On Wednesday evening I will be making a fool of myself in the Mark Lombardi show at the AGO, in company much better equipped than I to address Canadian art, politics and foreign affairs. I will, however, be armed with cue cards and small diagrams. If you are in Toronto come on by and heckle.
Global Theory Slam
Wednesday, October 20, 7 to 8:30 pm
Mark Lombardi’s extensive research into the relationships that define contemporary cultures, economies and geopolitics, is often dismissed as ‘conspiracy’. Join Toronto personalities in the exhibition space as they share their theories on the relationships that underpin Canadian art, politics and foreign affairs.
Here's the next batch from my SW Ontario tour...representing Windsor to Sarnia. The upper left is the monolithic GM evil genius lair on the Detroit side of the St. Clair River. Upper right is Windsor's casino sign that beams across the border/river, beckoning those yankee dollars. Stay tuned in the days ahead for more glam shots of Chemical Valley!
I am currently on a family-induced mini-road trip in South Western Ontario. These pictures represent the Toronto to Windsor leg of the tour. The bottom right image is of Detroit across the fields. This little corner of the province (very near where I grew up) is verdant and flat and oozes with that bleak sublime that characterizes Canadian dark humour. My next post will represent Windsor and Sarnia and the landscape between the two...tornado country.
There is a lot to say about Scott Carruthers' show (see below). This post is a toss-off, cause I'm on the road. I'm putting up more images to try and give a better sense of the overwhelming scale of the project. The drawings span three and half walls, and each of the images is as interesting as every other. It's a kind of compendium of everything, a history of the world located in the present media moment depicting epic themes of passion and despair combined with abject jokes, and stumbling, crumbling banal humanity. One of my friends referred to the experience as "watching" the show, and it was as immersive as movies, maybe more so. If you go to see it, book a bunch of time, cause there's easily an hour worth of art to see.

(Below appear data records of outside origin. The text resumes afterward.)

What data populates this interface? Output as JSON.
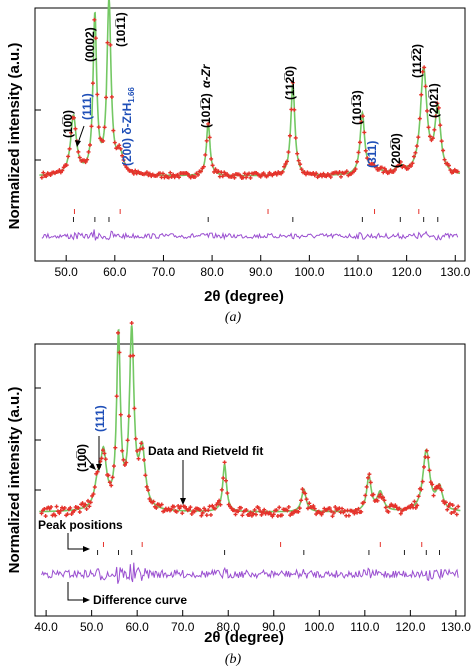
{
  "colors": {
    "data_marker": "#e5322b",
    "fit_line": "#74c864",
    "difference_line": "#9a4fd0",
    "peak_tick_zr": "#222222",
    "peak_tick_hydride": "#e5322b",
    "hydride_label": "#1f4fb8"
  },
  "chart_data": [
    {
      "type": "line",
      "panel_caption": "(a)",
      "ylabel": "Normalized intensity (a.u.)",
      "xlabel": "2θ (degree)",
      "xlim": [
        44,
        132
      ],
      "x_ticks": [
        "50.0",
        "60.0",
        "70.0",
        "80.0",
        "90.0",
        "100.0",
        "110.0",
        "120.0",
        "130.0"
      ],
      "x_tick_values": [
        50,
        60,
        70,
        80,
        90,
        100,
        110,
        120,
        130
      ],
      "background_level": 0.08,
      "peaks": [
        {
          "x": 51.5,
          "height": 0.28,
          "width": 0.7
        },
        {
          "x": 55.9,
          "height": 0.75,
          "width": 0.45
        },
        {
          "x": 58.8,
          "height": 0.82,
          "width": 0.5
        },
        {
          "x": 61.1,
          "height": 0.09,
          "width": 0.8
        },
        {
          "x": 79.2,
          "height": 0.25,
          "width": 0.45
        },
        {
          "x": 96.6,
          "height": 0.44,
          "width": 0.5
        },
        {
          "x": 110.9,
          "height": 0.29,
          "width": 0.55
        },
        {
          "x": 113.4,
          "height": 0.03,
          "width": 1.5
        },
        {
          "x": 118.7,
          "height": 0.035,
          "width": 1.2
        },
        {
          "x": 123.5,
          "height": 0.5,
          "width": 0.8
        },
        {
          "x": 126.4,
          "height": 0.31,
          "width": 0.7
        }
      ],
      "peak_position_ticks_zr": [
        51.5,
        55.9,
        58.8,
        79.2,
        96.6,
        110.9,
        118.7,
        123.5,
        126.4
      ],
      "peak_position_ticks_hydride": [
        51.7,
        61.1,
        91.5,
        113.4,
        122.5
      ],
      "annotations": {
        "p1010": "(10̅0)",
        "p111": "(111)",
        "p0002": "(0002)",
        "p1011": "(101̅1)",
        "p200": "(200) δ-ZrH",
        "p200_sub": "1.66",
        "p1012": "(101̅2)",
        "alpha_zr": "α-Zr",
        "p1120": "(112̅0)",
        "p1013": "(101̅3)",
        "p311": "(311)",
        "p2020": "(202̅0)",
        "p1122": "(112̅2)",
        "p2021": "(202̅1)"
      }
    },
    {
      "type": "line",
      "panel_caption": "(b)",
      "ylabel": "Normalized intensity (a.u.)",
      "xlabel": "2θ (degree)",
      "xlim": [
        38,
        132
      ],
      "x_ticks": [
        "40.0",
        "50.0",
        "60.0",
        "70.0",
        "80.0",
        "90.0",
        "100.0",
        "110.0",
        "120.0",
        "130.0"
      ],
      "x_tick_values": [
        40,
        50,
        60,
        70,
        80,
        90,
        100,
        110,
        120,
        130
      ],
      "background_level": 0.12,
      "peaks": [
        {
          "x": 51.3,
          "height": 0.12,
          "width": 0.8
        },
        {
          "x": 52.6,
          "height": 0.28,
          "width": 0.8
        },
        {
          "x": 55.9,
          "height": 0.9,
          "width": 0.5
        },
        {
          "x": 58.8,
          "height": 0.92,
          "width": 0.6
        },
        {
          "x": 61.1,
          "height": 0.3,
          "width": 0.8
        },
        {
          "x": 79.2,
          "height": 0.25,
          "width": 0.5
        },
        {
          "x": 96.6,
          "height": 0.12,
          "width": 0.6
        },
        {
          "x": 110.9,
          "height": 0.18,
          "width": 0.6
        },
        {
          "x": 113.4,
          "height": 0.1,
          "width": 0.8
        },
        {
          "x": 123.5,
          "height": 0.32,
          "width": 0.9
        },
        {
          "x": 126.4,
          "height": 0.12,
          "width": 0.8
        }
      ],
      "peak_position_ticks_zr": [
        51.3,
        55.9,
        58.8,
        79.2,
        96.6,
        110.9,
        118.7,
        123.5,
        126.4
      ],
      "peak_position_ticks_hydride": [
        52.6,
        61.1,
        91.5,
        113.4,
        122.5
      ],
      "annotations": {
        "p1010": "(10̅0)",
        "p111": "(111)",
        "data_fit": "Data and Rietveld fit",
        "peak_positions": "Peak positions",
        "difference_curve": "Difference curve"
      }
    }
  ]
}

Scott Carruthers is a berserker artist. I love his overwhelming work. His next show opens this Friday in Hamilton. Go see it!!
'All at Once'
by Scott Carruthers
Hamilton Artist's Inc.
Oct. 15 - Nov. 20
Opening : Oct. 15, 8 - 11 pm
231 Bay St. North, 2nd floor, Hamilton, Ont.

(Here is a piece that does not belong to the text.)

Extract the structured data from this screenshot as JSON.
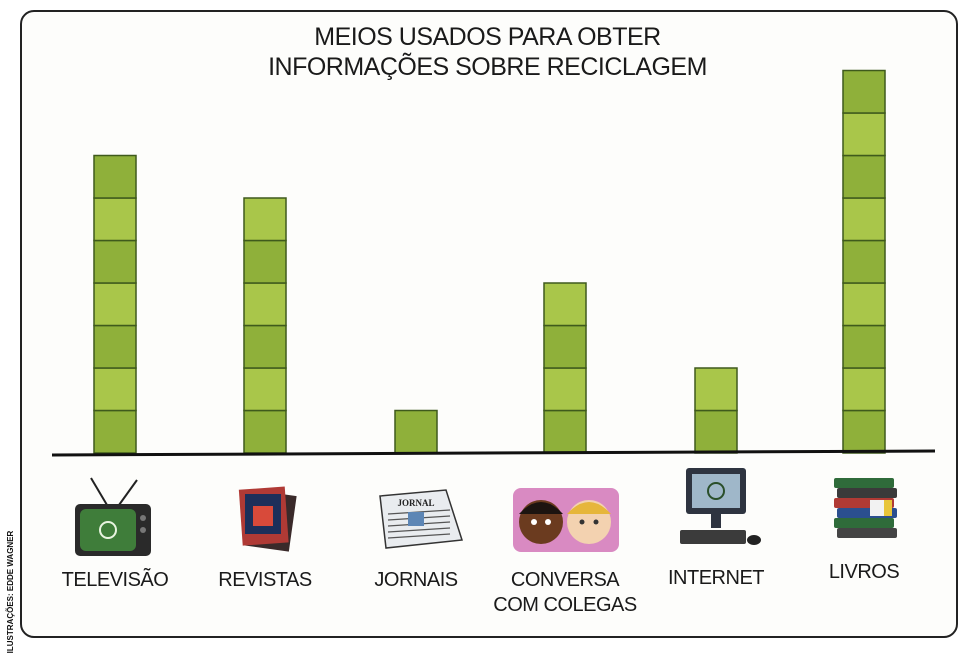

On Saturday I went to a sound performance, "Music for Incandescent Events," by Sarah Peebles and Rob Cruickshank. A bunch of us stood around on the rooftop pation at DeLeon White gallery at pre-dusk. As the light in the sky dimmed, a sensor in a little yellow, waterproof box picked up the change and triggered mp3s of Peebles playing a Japanese mouth organ called a sho. Not being trained at the subleties of sound, I found the tones quite simple and near-ambient. The piece progressed for about 20 minutes as the sun set, stopping when the sky became dark and the first couple of stars started to twinkle. It was a very pretty sky and an unusual experience to just stand quietly with a bunch of people and watch light change colour ... reminiscent of James Turell. Red clouds eased into blue and black. Buildings became silhouettes. The earth spun to the east and it all got colder and darker. Happens every day.